SEATTLE -- Ken Hansen, who spent three decades trying to convince the US government that the Samish Indian Nation wasn't extinct and deserved treaty fishing rights, has died, tribal officials said.
Mr. Hansen, 53, who was diabetic and had heart problems and other chronic illnesses, died Wednesday.
He was Samish tribal chairman several times and retired from leadership in October because of his failing health, said Thomas Wooten, who succeeded Mr. Hansen as chairman.
``The tribe is noted for its tenacity and doggedness on issues. That's his legacy," Wooten said Thursday.
Mr. Hansen gained attention in the 1980s when he petitioned the Fish and Wildlife Service for listing under the Endangered Species Act, noting that his San Juan Islands-area tribe and several others had been dropped from a tribe list prepared by a Bureau of Indian Affairs clerk in 1969.
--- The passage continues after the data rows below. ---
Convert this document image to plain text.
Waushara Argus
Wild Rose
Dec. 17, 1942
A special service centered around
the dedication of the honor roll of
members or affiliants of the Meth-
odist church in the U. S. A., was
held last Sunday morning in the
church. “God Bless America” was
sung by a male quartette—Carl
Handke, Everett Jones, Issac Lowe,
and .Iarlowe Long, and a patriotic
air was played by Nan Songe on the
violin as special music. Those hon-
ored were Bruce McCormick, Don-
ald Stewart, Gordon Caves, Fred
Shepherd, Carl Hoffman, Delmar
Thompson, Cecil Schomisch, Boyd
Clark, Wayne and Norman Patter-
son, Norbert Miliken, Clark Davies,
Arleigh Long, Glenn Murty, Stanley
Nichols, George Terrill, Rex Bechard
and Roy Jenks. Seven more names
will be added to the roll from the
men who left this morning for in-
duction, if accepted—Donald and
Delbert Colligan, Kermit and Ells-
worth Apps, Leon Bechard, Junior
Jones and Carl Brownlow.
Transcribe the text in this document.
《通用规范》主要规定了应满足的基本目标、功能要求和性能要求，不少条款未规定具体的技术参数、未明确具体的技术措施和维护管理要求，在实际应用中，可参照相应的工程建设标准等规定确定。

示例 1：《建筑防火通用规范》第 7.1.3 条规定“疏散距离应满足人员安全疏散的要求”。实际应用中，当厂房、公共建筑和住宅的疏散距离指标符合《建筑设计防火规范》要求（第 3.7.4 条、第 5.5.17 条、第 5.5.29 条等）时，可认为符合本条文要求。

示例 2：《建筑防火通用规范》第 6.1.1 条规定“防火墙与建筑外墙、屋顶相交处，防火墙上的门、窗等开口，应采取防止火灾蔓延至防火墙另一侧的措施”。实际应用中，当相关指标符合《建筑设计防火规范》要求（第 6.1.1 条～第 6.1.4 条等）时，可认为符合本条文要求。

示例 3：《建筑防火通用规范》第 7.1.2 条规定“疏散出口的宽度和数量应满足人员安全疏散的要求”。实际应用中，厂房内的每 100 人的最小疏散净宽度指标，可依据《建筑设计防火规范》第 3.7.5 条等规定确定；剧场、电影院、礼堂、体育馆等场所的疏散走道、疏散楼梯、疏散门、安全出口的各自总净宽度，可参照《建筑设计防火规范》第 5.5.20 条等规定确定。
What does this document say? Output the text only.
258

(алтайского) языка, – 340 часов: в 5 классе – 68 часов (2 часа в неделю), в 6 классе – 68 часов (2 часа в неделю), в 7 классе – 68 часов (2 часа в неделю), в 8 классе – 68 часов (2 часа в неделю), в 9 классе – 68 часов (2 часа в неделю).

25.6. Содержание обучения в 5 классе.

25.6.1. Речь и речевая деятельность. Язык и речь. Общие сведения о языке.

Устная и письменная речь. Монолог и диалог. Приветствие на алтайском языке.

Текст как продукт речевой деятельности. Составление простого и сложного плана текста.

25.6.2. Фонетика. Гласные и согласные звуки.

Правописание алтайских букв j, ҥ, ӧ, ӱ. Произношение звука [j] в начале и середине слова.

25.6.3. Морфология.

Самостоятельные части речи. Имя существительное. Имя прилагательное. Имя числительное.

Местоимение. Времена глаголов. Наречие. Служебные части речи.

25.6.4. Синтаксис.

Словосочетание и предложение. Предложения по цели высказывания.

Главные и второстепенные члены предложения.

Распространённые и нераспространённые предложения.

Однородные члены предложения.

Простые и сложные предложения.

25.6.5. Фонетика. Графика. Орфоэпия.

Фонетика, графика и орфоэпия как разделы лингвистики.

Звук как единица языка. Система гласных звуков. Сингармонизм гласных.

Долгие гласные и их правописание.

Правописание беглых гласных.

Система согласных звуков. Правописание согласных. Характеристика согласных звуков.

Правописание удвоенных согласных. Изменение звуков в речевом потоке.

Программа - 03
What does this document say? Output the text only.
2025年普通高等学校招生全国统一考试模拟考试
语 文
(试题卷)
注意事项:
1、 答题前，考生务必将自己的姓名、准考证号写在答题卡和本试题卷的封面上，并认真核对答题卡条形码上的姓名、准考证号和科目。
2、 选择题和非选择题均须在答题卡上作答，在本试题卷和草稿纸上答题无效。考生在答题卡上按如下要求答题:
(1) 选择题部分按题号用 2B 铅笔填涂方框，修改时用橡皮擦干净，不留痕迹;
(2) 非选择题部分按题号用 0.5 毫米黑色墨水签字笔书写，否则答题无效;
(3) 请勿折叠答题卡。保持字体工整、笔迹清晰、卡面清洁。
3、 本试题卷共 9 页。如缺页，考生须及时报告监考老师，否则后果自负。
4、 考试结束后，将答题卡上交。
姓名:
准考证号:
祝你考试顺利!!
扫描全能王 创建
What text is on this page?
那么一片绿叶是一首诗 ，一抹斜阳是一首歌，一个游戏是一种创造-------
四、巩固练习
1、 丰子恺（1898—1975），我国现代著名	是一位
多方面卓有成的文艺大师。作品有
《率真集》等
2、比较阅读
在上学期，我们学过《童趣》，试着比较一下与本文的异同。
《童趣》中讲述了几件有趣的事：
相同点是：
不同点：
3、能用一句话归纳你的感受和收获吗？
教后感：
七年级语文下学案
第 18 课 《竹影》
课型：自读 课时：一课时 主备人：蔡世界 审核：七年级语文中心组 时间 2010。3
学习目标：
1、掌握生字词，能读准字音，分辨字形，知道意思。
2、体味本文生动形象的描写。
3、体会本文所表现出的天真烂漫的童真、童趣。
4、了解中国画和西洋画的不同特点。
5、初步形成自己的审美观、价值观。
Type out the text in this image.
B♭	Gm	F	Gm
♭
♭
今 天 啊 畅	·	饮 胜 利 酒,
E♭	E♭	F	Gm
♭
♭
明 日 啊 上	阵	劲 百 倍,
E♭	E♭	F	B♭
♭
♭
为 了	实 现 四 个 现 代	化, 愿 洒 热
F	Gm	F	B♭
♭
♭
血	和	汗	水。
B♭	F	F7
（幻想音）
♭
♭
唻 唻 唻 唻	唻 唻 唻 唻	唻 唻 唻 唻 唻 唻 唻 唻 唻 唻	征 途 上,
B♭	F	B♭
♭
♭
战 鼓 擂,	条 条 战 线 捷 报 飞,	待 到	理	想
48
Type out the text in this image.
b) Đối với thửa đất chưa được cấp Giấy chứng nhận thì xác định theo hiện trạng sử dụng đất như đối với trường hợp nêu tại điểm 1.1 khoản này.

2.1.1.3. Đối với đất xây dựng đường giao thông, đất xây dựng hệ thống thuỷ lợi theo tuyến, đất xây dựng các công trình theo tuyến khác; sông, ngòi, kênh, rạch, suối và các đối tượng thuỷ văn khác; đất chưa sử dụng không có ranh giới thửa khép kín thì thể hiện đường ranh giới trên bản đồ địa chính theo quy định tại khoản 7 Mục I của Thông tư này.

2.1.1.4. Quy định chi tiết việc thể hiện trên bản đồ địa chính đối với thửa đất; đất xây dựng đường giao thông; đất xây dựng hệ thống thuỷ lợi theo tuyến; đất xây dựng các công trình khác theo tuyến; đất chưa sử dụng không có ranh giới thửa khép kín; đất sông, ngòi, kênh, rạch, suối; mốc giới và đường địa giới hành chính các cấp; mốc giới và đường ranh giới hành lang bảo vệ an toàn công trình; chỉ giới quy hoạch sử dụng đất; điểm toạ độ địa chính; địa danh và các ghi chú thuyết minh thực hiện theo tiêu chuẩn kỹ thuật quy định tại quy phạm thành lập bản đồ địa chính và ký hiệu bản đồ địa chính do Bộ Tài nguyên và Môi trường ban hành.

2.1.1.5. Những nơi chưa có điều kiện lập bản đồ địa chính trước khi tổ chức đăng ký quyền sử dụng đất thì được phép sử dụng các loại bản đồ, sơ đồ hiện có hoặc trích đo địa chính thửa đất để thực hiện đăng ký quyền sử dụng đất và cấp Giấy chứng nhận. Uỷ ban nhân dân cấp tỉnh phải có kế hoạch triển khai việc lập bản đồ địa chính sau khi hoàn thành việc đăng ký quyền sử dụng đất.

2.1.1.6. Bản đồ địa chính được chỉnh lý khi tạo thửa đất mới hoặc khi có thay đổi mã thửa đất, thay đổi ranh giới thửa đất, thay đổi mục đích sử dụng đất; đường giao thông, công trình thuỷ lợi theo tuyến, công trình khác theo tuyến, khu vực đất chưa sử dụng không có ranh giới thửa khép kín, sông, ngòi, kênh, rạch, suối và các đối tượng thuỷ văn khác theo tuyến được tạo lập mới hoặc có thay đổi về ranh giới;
``The whole concept of a bureaucrat in Washington, D.C., telling Indian people that they are not Indians or that they are extinct as a tribe is incredible," Mr. Hansen told the Seattle Post-Intelligence in a 1992 interview. ``It's racist and it's political genocide."
``How do you lose an Indian tribe?" he said.
The Samish, which were federally recognized under the 1855 Treaty of Point Elliott, were also excluded in a federal judge's 1974 ruling on allocation of fishing rights.
Thirty years later, in January 2005, a federal appeals court panel helped clear the way for the Samish tribe to acquire a share of the Washington state salmon catch.
``My only regret is that he won't be there to see us prevail on the treaty rights case" and on the tribe's appeal for compensation for the years when it was delisted, Wooten said.
Mr. Hansen also was known for his leadership among the small tribes of Washington state and worked for other tribes as a consultant and policy analyst, Wooten said.
Mr. Hansen grew up in the Seattle area and became active in tribal politics at age 18. He moved about 20 years ago to Anacortes.